[pgpool-general: 7511] Re: Possible pgpool 4.1.4 failover auto_failback race condition

Sun Apr 18 17:00:32 JST 2021

Hi,

follow_master_command for backend 2 is not executed, because backend 2 auto_failback happens while node 0 follow_master_command is running.

Note that if backend 0 follow_master_command runs quickly then this doesn’t happen.

It happens in my case, because backend 0 is not reachable, so ssh times out. I have the ssh login timeout set to 3s (default is 30s), which is enough time for auto_failback to detect that backend 2 is reachable.
If I test the failure by stopping postgres, or by setting iptables to reject connections rather than dropping packets, then backend 0 follow_master_command returns error immediately and follow_master_command for backend 1 can run before auto_failback brings it back online.

I think that we probably want a failover to block auto_failback. I recall that auto_failback is scheduled only if in_transition (or something like that) is false - perhaps that flag is not being set, or it is being cleared? I’m not sure, I don’t know the code well enough and I’m working from my memory.. I almost certainly have the name (in_transition) incorrect, as I say, I’m working from memory.. I will check the code later.

> On 16/04/2021, at 4:18 PM, Takuma Hoshiai <hoshiai.takuma at nttcom.co.jp> wrote:
> 
> Hi,
> 
> Thank you for your report.
> 
> Do you mean that failover_command is executed, but postgres
> node 2 fail back while running follow_master_command?
> Or follow_master_command is not excuted?
> I research it.
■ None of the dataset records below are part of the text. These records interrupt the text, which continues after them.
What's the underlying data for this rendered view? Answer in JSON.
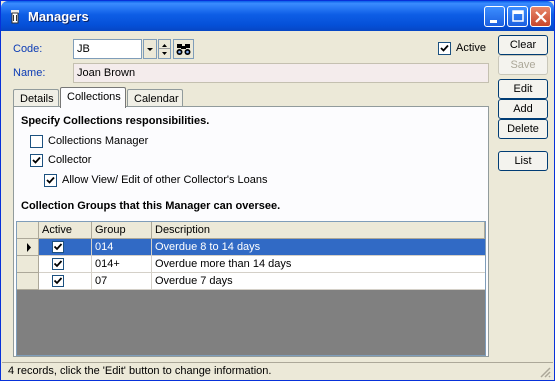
{
  "window": {
    "title": "Managers"
  },
  "form": {
    "code_label": "Code:",
    "code_value": "JB",
    "name_label": "Name:",
    "name_value": "Joan Brown",
    "active_label": "Active",
    "active_checked": true
  },
  "buttons": {
    "clear": "Clear",
    "save": "Save",
    "edit": "Edit",
    "add": "Add",
    "delete": "Delete",
    "list": "List"
  },
  "tabs": [
    {
      "label": "Details"
    },
    {
      "label": "Collections",
      "active": true
    },
    {
      "label": "Calendar"
    }
  ],
  "collections": {
    "responsibilities_title": "Specify Collections responsibilities.",
    "manager_label": "Collections Manager",
    "manager_checked": false,
    "collector_label": "Collector",
    "collector_checked": true,
    "allow_label": "Allow View/ Edit of other Collector's Loans",
    "allow_checked": true,
    "groups_title": "Collection Groups that this Manager can oversee."
  },
  "grid": {
    "columns": [
      "Active",
      "Group",
      "Description"
    ],
    "rows": [
      {
        "active": true,
        "group": "014",
        "description": "Overdue 8 to 14 days",
        "selected": true
      },
      {
        "active": true,
        "group": "014+",
        "description": "Overdue more than 14 days",
        "selected": false
      },
      {
        "active": true,
        "group": "07",
        "description": "Overdue 7 days",
        "selected": false
      }
    ]
  },
  "status": {
    "text": "4 records, click the 'Edit' button to change information."
  },
  "colors": {
    "title_blue": "#0A5FE8",
    "selection": "#316AC5",
    "label_blue": "#0B3BB5"
  },
  "icons": [
    "app-icon",
    "minimize-icon",
    "maximize-icon",
    "close-icon",
    "binoculars-icon",
    "dropdown-arrow-icon",
    "row-pointer-icon",
    "checkmark-icon",
    "resize-grip-icon"
  ]
}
Could you share pgpool.log?
> 
> On 2021/04/14 14:54, Nathan Ward wrote:
>> Hi,
>> I believe I’ve found a race condition with auto_failback.
>> In my test environment I have 3 servers each running both pgpool and postgres.
>> I simulate a network failure with iptables rules on one node.
>> I start the test with the following state:
>> pgpool primary: node 2
>> postgres primary: node 0
>> When I fail node 0, in order to trigger failover with follow_master (4.1.x still), I find that most of the time node 2 is reattached before follow_master gets a chance to run for that node. It is of course set to CON_DOWN when the failover is triggered, and I would expect it to stay in that state until follow_master reattaches it.
>> I believe, though I’m not 100% certain, that sometimes this comes from node 1.
>> Is this likely a configuration problem, or, is this a bug of some kind? I had a quick look at the code, and don’t see any changes that would impact this since 4.1.4 - but I am of course happy to be wrong about that !
>> We have the following set:
>> auto_failback = on
>> auto_failback_interval = 60
>> --
>> Nathan Ward
>> _______________________________________________
>> pgpool-general mailing list
>> pgpool-general at pgpool.net
>> http://www.pgpool.net/mailman/listinfo/pgpool-general
> 
> Best Regards,
> 
> -- 
> Takuma Hoshiai <hoshiai.takuma at nttcom.co.jp>
>